The document obtained by Walid Shoebat, who converted from Islam to Christianity, is addressed to Abdel Hakim al-Khowailidi Belhaj, and is signed by Mustafa Muhammad Abdul Jalil on behalf of the National Transitional Council, a group that was working with the U.S. on the power transition after Moammar Gaddafi was deposed.
In a 2007 interview played on ABC, Belhaj was described as “the amir of the mujahideen” by Ayman al-Zawahiri, al-Qaida kingpin.
The August 2011 letter, which presumably would have been approved by the U.S. in its work with the Libyans, translates in part as saying, “We would like to inform you (Belhaj) that you have been commissioned to the duties and responsibilities of the military committee of the city of Tripoli. These include taking all necessary procedures to secure the safety of the Capital and its citizens, its public and private property, and institutions, to include all international embassies. To coordinate with the local community of the city of Tripoli and the security assembly and defense on a national level.”
On Wednesday, Libyan diplomat Mahmoud Jibril, president of the Libyan National Forces Alliance, a prominent political group, told the Pittsburgh Tribune-Review that radical Islamist groups have become more powerful in Libya because the U.S. and NATO left the country too hastily after the fall of Gaddafi.
“After the collapse of the regime, the immediate task of our friends was to help us rebuild the government before they withdrew from Libya. The moment the regime fell down, they felt that their mission has been accomplished. I think it was a premature decision,” Jibril said.
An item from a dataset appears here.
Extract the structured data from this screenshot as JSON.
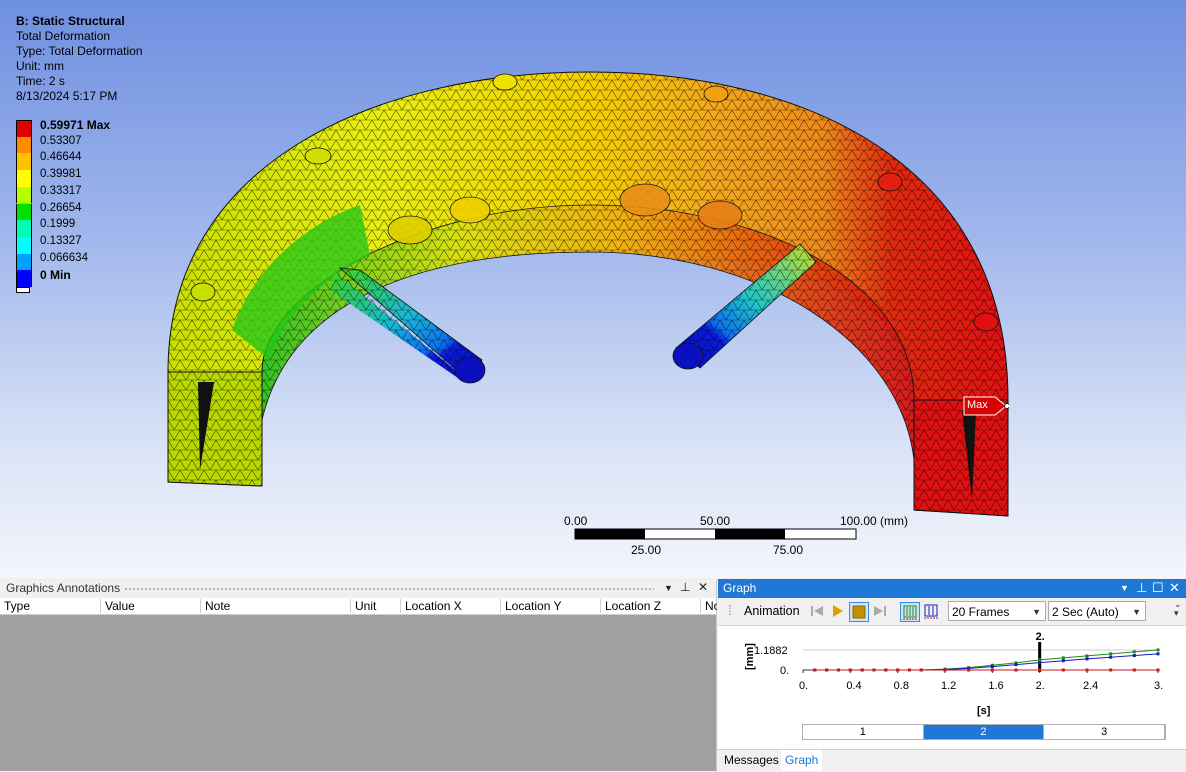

He blamed the resultant power vacuum for an increase in violence, such as the attack in Benghazi that killed four Americans. Jibril said he believes the Islamists in Libya are being armed by another Arab country, though he declined to name it, only saying it was a country other than Iran.
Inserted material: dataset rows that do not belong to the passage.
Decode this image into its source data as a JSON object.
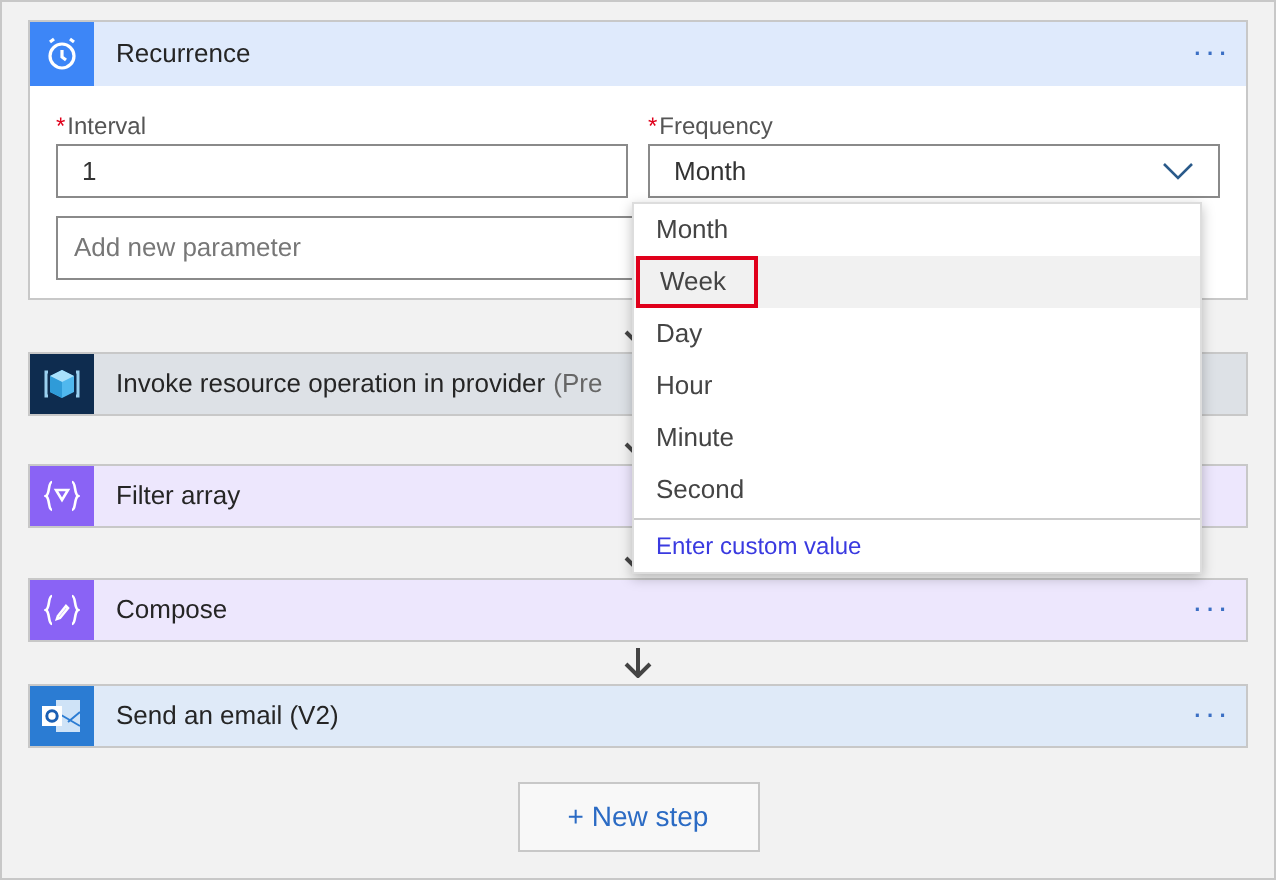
{
  "trigger": {
    "title": "Recurrence",
    "more": "···",
    "fields": [
      {
        "label": "Interval",
        "required_mark": "*",
        "value": "1"
      },
      {
        "label": "Frequency",
        "required_mark": "*",
        "value": "Month",
        "expanded": true
      }
    ],
    "add_parameter": {
      "placeholder": "Add new parameter"
    }
  },
  "frequency_options": [
    {
      "label": "Month",
      "selected": false
    },
    {
      "label": "Week",
      "selected": true
    },
    {
      "label": "Day",
      "selected": false
    },
    {
      "label": "Hour",
      "selected": false
    },
    {
      "label": "Minute",
      "selected": false
    },
    {
      "label": "Second",
      "selected": false
    }
  ],
  "custom_value_link": "Enter custom value",
  "steps": [
    {
      "kind": "resource",
      "title": "Invoke resource operation in provider",
      "suffix": "(Pre"
    },
    {
      "kind": "filter",
      "title": "Filter array"
    },
    {
      "kind": "compose",
      "title": "Compose",
      "more": "···"
    },
    {
      "kind": "email",
      "title": "Send an email (V2)",
      "more": "···"
    }
  ],
  "new_step_button": "+ New step"
}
“I don’t want to get into that. We have enough problems,” Jibril said.
Both the White House and State Department have declined to respond to Jibril’s comments.
While not directly related to the attack in Benghazi, for which an al-Qaida-linked group called Ansar al-Sharia has claimed responsibility, the possibility that the U.S. signed off on having an al-Qaida-affiliated official oversee security in Tripoli, along with Jibril’s comments about the U.S. fumbling the aftermath of Gaddafi’s overthrow, shed light on the backdrop for the attack.
Information about the Benghazi attack suggests that the mission — not “consulate” — was actually a CIA outpost coordinating the transit of heavy weapons and Islamist fighters to Syria via Turkey. The Administration’s dealings with the Muslim Brotherhood and other terrorist-linked groups has become a central point of interest in the investigation of what really happened.